Learn from trials for optimum performance
Let’s say you are happy with your current hatchery results. But what if there is still room for improvement and you are not aware of it? How will you know if your hatchery can do better?
By Guy Whetherly, Incubation Researcher, Hatchery Development Department
Using comparative trials as a measure of performance is a simple way to indicate how certain changes to your incubation profile or hatchery practices can affect your hatchery results. In essence, you use one group of eggs as a standard and a similar group of eggs as a trial. By changing one hatchery parameter at a time, you can adapt your process to produce better results or check whether your current results are already the best they can be. Let’s dig a little deeper and see how we set up these trials.
Clear and reachable goals
Before you start any trial, you first need clear objectives. Without well-defined objectives, setting up and executing any trial could result in waste of both time and resources. To make sure your goals are clear and reachable, each one should be SMART: Specific, Measurable, Achievable, Realistic and Time bound. Setting SMART goals will make it easier for you to evaluate the trial data.
Let’s see how this works for a trial on layer breeder culls. The main goal of this trial was to reduce the number of culls produced in a layer breeder hatchery due to the vulnerability of layers to excessive or insufficient cooling. This vulnerability occurs before and during the phase in the incubation cycle where the yolk sac and vascular system retract (between internal and external pipping). For this trial, we defined the following SMART goals:
- Specific: reduce the number of culls (mainly due to button navels)

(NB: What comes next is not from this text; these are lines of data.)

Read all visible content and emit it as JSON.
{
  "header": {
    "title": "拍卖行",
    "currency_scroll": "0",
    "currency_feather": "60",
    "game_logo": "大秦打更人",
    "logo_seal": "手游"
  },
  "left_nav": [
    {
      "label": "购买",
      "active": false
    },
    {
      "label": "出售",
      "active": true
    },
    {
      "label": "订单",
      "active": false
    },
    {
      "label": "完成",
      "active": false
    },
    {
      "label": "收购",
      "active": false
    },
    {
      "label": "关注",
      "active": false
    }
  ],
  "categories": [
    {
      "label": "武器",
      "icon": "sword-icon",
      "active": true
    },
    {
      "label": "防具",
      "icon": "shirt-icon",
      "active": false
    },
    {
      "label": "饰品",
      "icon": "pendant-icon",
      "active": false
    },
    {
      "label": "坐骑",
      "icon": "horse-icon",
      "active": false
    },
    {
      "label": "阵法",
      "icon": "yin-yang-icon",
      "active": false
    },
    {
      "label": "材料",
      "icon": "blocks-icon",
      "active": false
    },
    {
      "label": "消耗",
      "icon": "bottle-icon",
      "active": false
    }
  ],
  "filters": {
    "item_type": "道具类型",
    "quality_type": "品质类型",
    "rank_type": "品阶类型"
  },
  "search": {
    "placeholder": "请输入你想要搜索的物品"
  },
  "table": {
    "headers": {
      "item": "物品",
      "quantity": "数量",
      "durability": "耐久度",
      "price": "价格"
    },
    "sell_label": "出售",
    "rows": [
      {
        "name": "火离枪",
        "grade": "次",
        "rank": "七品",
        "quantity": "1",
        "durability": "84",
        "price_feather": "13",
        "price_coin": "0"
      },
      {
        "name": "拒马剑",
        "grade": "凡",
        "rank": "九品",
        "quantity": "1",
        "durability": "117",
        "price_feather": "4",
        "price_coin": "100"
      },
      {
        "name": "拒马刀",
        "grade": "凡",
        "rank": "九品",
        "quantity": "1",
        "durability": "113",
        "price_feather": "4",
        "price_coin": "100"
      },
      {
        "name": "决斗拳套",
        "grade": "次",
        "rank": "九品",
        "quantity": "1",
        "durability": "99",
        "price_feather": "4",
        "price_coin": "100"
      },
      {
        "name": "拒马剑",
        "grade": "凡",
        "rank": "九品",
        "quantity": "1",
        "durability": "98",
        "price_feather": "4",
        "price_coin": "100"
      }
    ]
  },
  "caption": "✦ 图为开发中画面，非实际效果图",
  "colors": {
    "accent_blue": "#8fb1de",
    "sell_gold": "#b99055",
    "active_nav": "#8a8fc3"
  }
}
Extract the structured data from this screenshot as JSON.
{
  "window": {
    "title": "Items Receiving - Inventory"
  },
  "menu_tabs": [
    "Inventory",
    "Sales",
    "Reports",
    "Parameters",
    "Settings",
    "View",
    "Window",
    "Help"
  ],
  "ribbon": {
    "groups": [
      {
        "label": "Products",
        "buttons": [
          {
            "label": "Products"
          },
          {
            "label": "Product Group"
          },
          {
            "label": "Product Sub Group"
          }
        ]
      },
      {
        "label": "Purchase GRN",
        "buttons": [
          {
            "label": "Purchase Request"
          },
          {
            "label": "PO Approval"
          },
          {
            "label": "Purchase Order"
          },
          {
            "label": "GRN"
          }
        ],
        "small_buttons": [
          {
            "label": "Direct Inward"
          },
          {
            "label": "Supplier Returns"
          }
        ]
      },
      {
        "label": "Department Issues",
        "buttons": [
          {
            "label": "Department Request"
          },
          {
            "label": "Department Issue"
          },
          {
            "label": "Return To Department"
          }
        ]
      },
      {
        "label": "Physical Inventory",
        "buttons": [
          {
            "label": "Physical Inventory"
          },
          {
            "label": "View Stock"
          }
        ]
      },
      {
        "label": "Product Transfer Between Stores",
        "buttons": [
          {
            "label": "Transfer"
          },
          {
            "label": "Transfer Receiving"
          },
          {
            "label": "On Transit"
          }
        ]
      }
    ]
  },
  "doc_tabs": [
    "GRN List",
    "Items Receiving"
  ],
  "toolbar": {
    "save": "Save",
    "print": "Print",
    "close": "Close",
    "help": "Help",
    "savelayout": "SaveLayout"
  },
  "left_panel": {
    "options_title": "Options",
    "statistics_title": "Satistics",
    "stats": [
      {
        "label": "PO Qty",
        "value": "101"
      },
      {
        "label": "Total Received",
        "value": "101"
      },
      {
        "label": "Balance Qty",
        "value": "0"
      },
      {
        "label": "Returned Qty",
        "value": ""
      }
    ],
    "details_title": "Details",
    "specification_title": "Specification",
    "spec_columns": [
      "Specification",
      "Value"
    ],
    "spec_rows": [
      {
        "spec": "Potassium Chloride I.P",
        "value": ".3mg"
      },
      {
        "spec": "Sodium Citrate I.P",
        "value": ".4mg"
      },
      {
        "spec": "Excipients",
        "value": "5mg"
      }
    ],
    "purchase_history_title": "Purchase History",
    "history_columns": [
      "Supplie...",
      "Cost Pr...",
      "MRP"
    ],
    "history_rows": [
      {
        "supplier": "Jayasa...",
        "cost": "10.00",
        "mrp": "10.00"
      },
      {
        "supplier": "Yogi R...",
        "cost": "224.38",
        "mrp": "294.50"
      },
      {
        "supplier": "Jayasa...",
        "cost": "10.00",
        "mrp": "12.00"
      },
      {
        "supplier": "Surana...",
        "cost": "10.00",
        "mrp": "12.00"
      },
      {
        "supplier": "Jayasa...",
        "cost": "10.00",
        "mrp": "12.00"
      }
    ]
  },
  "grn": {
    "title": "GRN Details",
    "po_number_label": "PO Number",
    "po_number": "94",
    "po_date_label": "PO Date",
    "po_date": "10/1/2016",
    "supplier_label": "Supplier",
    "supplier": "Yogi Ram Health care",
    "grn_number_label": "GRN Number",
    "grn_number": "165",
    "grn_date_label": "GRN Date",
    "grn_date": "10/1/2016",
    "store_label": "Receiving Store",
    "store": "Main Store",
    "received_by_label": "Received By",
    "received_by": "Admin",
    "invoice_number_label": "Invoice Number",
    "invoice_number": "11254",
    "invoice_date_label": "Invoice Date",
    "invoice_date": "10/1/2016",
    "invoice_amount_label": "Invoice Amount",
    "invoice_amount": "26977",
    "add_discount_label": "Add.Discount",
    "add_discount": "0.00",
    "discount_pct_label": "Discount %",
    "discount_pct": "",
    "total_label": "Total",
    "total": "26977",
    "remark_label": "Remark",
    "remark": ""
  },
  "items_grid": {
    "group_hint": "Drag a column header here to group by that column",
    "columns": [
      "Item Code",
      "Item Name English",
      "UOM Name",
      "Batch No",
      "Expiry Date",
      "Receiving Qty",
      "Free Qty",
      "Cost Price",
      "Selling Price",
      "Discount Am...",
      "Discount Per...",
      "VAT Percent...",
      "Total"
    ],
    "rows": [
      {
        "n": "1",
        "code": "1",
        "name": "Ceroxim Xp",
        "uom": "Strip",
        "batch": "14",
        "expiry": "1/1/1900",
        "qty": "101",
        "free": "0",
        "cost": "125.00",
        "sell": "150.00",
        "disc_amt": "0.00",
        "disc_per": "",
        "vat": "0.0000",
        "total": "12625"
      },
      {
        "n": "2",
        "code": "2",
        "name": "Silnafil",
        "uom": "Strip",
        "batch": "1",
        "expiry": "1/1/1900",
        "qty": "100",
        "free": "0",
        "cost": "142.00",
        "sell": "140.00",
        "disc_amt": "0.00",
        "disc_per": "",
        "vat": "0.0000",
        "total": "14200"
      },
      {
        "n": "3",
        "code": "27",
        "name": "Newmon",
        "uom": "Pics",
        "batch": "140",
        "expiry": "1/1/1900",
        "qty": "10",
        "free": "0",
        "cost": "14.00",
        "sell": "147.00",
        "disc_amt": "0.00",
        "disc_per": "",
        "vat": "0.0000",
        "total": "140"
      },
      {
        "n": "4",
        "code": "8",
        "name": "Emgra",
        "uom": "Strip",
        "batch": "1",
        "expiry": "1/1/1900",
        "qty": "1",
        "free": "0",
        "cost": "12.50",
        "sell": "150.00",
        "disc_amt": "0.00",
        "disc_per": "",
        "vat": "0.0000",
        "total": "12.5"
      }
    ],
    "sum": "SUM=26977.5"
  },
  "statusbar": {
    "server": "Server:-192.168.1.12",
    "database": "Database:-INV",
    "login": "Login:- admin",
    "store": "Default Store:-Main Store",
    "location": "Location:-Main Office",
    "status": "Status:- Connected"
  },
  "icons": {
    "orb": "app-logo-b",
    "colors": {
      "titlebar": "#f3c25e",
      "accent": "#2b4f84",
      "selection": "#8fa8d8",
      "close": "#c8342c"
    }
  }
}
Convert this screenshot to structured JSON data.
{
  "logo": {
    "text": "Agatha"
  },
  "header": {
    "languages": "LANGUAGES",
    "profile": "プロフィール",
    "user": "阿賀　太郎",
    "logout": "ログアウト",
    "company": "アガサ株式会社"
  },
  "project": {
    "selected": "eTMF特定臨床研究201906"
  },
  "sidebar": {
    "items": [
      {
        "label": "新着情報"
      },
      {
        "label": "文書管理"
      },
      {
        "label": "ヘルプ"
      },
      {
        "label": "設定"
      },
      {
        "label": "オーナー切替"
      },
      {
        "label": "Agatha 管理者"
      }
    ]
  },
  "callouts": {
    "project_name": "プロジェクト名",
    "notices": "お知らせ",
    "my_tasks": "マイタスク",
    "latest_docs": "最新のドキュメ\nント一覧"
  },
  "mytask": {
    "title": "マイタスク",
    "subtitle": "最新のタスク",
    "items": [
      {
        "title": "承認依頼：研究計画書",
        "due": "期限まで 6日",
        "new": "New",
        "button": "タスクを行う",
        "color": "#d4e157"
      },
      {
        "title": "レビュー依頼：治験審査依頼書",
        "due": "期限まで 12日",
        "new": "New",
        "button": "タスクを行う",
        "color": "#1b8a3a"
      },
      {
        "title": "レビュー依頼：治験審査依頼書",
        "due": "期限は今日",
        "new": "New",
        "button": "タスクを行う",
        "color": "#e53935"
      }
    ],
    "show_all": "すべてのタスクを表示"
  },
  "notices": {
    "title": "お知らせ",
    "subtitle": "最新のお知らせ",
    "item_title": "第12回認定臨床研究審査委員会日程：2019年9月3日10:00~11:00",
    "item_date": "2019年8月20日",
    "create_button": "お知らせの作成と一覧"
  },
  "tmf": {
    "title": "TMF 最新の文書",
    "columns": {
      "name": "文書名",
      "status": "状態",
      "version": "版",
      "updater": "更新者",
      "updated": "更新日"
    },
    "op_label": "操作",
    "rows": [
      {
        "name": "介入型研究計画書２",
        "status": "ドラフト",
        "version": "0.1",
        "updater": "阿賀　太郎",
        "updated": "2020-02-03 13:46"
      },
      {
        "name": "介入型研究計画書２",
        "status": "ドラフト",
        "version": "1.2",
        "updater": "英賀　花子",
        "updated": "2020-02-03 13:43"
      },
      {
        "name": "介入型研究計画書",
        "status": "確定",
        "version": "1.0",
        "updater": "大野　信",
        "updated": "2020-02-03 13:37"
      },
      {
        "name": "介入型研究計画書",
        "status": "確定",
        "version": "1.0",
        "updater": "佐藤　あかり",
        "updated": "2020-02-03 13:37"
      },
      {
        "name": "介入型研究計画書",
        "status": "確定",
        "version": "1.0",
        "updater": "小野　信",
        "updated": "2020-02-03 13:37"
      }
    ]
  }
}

- Measurable: collect accurate hatch debris analysis including button navel data
- Achievable: try to reduce the cull level gradually and consistently
- Realistic: set a realistic cull goal as culls are always high from layer breeder eggs
- Time bound: achieve the cull target within 6 months
Setting up these goals made it easy to compare and follow up. We achieved the reduction of the number of layer breeder culls by changing the hatcher transfer temperature so it matched the end temperatures of the setter. This resulted in less button navel and string navel culls. All the SMART criteria were met during this trial.
Ideal conditions to identify trends
When conducting comparative trials, repetition, sample size and identical conditions of the samples are essential elements. Repetition of representative trials under the same conditions is the only way to identify trends correctly.
Unlike scientific research, the aim of commercial trials is to repeat patterns in order to spot trends. If necessary, these trends can then be further investigated at a scientific level.
Sample size in commercial incubators is defined by tray size as a minimum. However, we prefer to define the sample size by machine size so thousands of eggs are measured as a sample for both trial and control.
All conditions for the eggs, such as source, flock age, breed, storage conditions, fumigation, pre-heating etc. have to be equal. Only the trial parameter that you are testing should be different in each sample.
Data collection for a clear overview
Gather as much data as possible and look for unexpected effects and trends. From hatchery measurements such as breakout analysis, machine history files, HOF and HOS data along with chick weights, chick quality and hatch debris analysis, you can identify any positive or negative trends. With this information, you can change programs or settings to optimise your results.
* HOF: hatch of fertile - the ratio of hatched chicks to the number of fertile eggs
* HOS: hatch of set - the ratio of hatched chicks to the number of eggs in the incubator
Empirical evidence is information acquired by observation or experimentation. It requires accuracy and integrity of the data so the research is considered valid and unbiased. When executing comparative trials, you can achieve 2 types of empirical data: quantitative and qualitative.
Quantitative data is numerical data such as percentage HOF or HOS. Qualitative data involves using the human senses, such as an assessment of chick quality. Both types of data are valid, but in the case of chick quality assessment, we recommend you assign this task to the same personnel every trial to get consistent results.
Interpretation is key
When analysing your data, make sure you interpret them correctly. Raw data can be misleading if you read them out of their context. For example: normal venting of humidity and the introduction of oxygen to the environment during the later stages of incubation will result in a distortion of the normally homogenous temperature profile within the cabinet. If you are just looking at the data logging results without understanding the reason for this effect, you will get to a misinformed conclusion.
- Keep in mind what you’d like to improve and formulate it in a SMART way
- Make sure all conditions stay the same except the one parameter you are testing
- Look for trends in your data
- Always look at your data in the right context
When you keep these basics in mind, you will have no trouble setting up a small trial to improve your hatching results.